Imagine that you have only three minutes to live, and you want to make one final phone call to someone. Whom would you call? What would you tell that person? And what are you waiting for? When you have just three minutes to live, you may not even be able to make that call.

Once we understand that the clock is ticking and there’s no time to waste, we want to elevate our sights, pursue something worthwhile, make every day count. The prospect of death directs us to focus on what truly matters: truth, happiness, meaning, love, friendship, gratitude, awe, compassion, peace, fullness, and freedom. And this responsibility is even more true if you aspire to be a transcendent leader, helping others fulfill their most meaningful purposes in the organization and in their personal lives.

 

Be a Hero

Please call me by my true names, So I can hear all my cries and laughter at once. So I can see that my joy and pain are one. Please call me by my true names so I can wake up. And the door of my heart can be left open. The door of compassion. —Thich Nhat Hanh

The plot is always the same: The hero is called to a daunting quest that forces her out of her home and into an unfamiliar, strange, and dangerous world. Along the way she receives help from some kind of messenger or ally. She faces all kinds of challenges on the way—she may have to solve impossible riddles, escape from a trap, avoid a seducer, slay a monster, or all of the above. Then she must face an enormous challenge that ends in crisis, typically a near-death experience. The journey is frightening and terrible, and the hero undergoes loneliness, pain, exhaustion, illness, and despair. If she survives, she wins a gift (including that of greater self-knowledge) and returns home to bestow the gift and her wisdom on others. In the process, the hero is transformed from a mere mortal into a wiser and more transcendent being.
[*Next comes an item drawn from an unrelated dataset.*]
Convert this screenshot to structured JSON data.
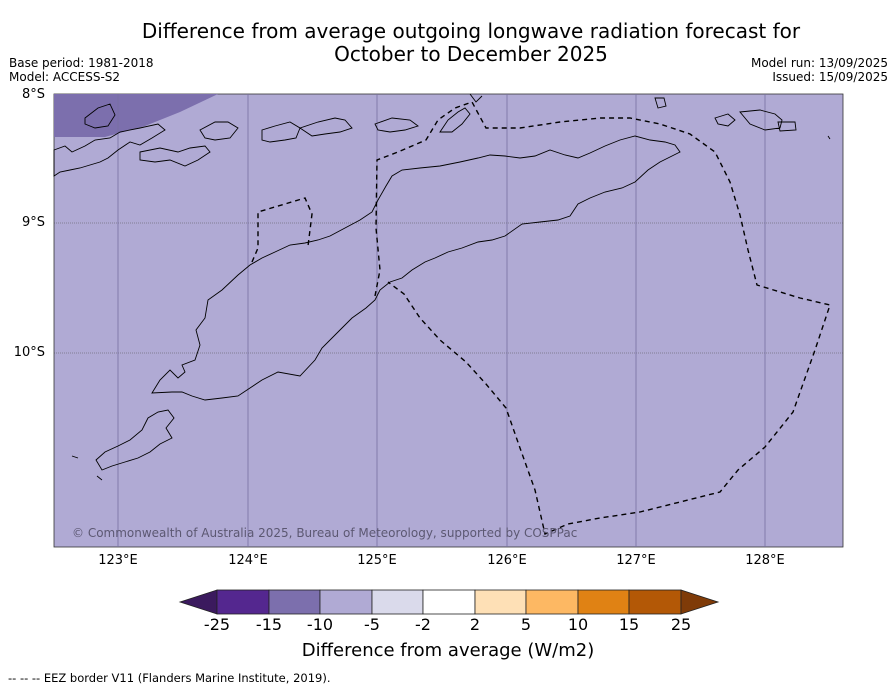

Heroism is necessary for transcendent leadership. The hero earns the moral authority to lead others by going first. She has to prove her values in the face of challenges in order to become a guide. Upon her return she can be trusted to lead wisely and compassionately, since she wouldn’t have survived without those qualities.

All of us are capable of becoming heroes, but not all of us muster the courage to undertake the quest by ourselves. The journey requires digging deep, going into unfamiliar and threatening territory, and overcoming enormous challenges. It requires further that you discover the truth about your self, which reveals to you the truth about every self: we all long to connect to something larger than ourselves, to join it, to contribute to it meaningfully in our own unique way, to uphold what’s true, good, and just.